In Pretoria, H2S measurements at the South African Weather Service’s station in Irene, Centurion, showed that H2S exceeded the World Health Organisation (WHO) recommendation on February 12, and from February 15 to 17, with the highest peak of 61 ppb recorded at 01:00 on February 16.
"The measurements show that there were two typical periods during the day when the levels of H2S were most severe: at about 01:00 and 11:00 in the mornings. Such peaks are typical of transported air with pollution from high level sources, such as tall stacks," the DEFF says in a February 28 statement.
"The WHO recommends that H2S concentrations should not exceed 5.02 ppb within a 30-minute averaging period in order to avoid substantial complaints about odour annoyance among the exposed population," the DEFF statement points out.
The DEFF statement notes that, "at this stage, the DEFF and Gert Sibanda municipality, in Mpumalanga, cannot say definitively what the major source/s of the air pollution was. The DEFF and the municipality suspect that the stench experienced over parts of Gauteng may have been the result of the cumulative impact from a number of sources in the surrounding areas."
An inspection of the Sasol Secunda plant to check on operations was conducted on Thursday, February 18, as it was believed to be the possible source of the sulphur stench experienced in parts of Gauteng and Mpumalanga. The inspection, however, found that the release of SO2 and H2S from the Secunda plant was within the approved limits of the Atmospheric Emission Licence (AEL) issued to it by the Gert Sibanda municipality in April 2019.
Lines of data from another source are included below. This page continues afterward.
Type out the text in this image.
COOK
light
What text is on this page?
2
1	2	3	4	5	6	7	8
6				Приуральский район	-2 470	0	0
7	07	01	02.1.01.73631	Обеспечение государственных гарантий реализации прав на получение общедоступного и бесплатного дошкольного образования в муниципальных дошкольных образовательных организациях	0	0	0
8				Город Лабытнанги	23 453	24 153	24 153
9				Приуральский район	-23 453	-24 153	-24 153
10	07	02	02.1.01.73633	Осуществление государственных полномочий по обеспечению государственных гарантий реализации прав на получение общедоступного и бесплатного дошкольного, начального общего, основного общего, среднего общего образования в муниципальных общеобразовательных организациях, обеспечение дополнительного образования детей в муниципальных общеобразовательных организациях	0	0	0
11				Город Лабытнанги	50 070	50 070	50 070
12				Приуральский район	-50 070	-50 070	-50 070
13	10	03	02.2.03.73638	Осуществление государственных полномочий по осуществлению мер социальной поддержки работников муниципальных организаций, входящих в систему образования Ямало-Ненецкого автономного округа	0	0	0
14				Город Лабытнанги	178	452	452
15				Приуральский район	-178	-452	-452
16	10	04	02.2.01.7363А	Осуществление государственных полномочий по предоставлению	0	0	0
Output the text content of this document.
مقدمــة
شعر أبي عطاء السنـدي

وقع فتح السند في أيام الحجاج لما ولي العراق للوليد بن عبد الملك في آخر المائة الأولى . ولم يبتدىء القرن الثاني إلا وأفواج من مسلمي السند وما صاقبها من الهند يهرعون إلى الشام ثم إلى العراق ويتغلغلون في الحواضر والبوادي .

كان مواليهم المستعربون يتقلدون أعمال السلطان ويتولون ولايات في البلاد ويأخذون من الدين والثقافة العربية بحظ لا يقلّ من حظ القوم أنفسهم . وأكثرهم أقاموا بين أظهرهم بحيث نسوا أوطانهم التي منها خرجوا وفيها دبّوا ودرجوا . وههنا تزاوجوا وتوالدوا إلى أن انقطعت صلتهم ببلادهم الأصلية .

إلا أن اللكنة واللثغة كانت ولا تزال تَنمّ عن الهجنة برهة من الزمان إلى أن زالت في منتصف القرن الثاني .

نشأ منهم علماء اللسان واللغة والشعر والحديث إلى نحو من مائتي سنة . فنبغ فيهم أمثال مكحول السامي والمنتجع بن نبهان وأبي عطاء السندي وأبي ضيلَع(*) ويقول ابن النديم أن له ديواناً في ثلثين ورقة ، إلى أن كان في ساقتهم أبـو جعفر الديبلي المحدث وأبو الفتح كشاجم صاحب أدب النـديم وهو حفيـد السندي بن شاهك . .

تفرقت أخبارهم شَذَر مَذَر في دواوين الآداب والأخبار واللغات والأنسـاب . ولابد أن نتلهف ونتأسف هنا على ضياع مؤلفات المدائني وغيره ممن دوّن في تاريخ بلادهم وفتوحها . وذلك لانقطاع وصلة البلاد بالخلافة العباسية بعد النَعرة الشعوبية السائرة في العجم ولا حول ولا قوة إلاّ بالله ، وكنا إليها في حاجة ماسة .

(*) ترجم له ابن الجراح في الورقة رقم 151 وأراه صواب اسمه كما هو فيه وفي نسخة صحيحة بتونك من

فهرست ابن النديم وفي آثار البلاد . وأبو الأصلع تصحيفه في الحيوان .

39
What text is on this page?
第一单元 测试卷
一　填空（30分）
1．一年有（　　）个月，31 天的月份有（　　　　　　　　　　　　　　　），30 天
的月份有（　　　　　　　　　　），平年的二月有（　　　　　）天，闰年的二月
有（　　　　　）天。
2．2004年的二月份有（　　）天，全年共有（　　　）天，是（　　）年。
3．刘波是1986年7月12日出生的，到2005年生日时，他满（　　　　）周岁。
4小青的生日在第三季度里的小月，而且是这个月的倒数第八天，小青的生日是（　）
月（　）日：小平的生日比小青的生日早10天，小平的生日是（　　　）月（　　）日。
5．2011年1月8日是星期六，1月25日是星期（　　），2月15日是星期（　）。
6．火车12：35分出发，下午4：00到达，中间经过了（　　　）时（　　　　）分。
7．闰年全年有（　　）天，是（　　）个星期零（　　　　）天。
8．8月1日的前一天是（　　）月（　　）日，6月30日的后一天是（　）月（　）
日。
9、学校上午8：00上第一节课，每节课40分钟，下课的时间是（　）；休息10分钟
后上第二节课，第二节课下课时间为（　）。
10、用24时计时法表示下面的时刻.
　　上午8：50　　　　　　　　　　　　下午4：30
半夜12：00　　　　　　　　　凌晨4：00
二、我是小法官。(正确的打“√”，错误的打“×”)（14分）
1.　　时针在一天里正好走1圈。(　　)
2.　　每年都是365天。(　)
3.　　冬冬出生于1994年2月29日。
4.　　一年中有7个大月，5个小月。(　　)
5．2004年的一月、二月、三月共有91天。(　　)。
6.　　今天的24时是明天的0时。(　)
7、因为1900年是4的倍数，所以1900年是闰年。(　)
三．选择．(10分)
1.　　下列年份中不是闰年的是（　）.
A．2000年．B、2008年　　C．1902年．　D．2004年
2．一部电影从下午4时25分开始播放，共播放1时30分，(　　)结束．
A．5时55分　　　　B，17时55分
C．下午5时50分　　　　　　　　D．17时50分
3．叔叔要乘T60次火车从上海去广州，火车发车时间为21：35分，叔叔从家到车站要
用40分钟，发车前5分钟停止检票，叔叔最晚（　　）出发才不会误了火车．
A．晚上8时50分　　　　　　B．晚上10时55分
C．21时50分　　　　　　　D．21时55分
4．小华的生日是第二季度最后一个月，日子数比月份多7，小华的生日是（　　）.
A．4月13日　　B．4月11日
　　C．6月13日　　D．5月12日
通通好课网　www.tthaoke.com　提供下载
There was also a low-pressure system in the north of the Mozambique Channel that gave rise to a rather uncommon circulation pattern over the region. These conditions created prevailing south-easterly winds that allowed for transportation of air pollution from the Mpumalanga industrial region into Gauteng, particularly over the cities of Ekurhuleni, Johannesburg and Pretoria, the DEFF says.
It has, therefore, been recommended that other sources that could have contributed to the odour experienced in Gauteng also be investigated. These include power plants and wastewater works that also emit hydrogen sulphide.
The findings of the probe will be made available once it is completed, the DEFF says.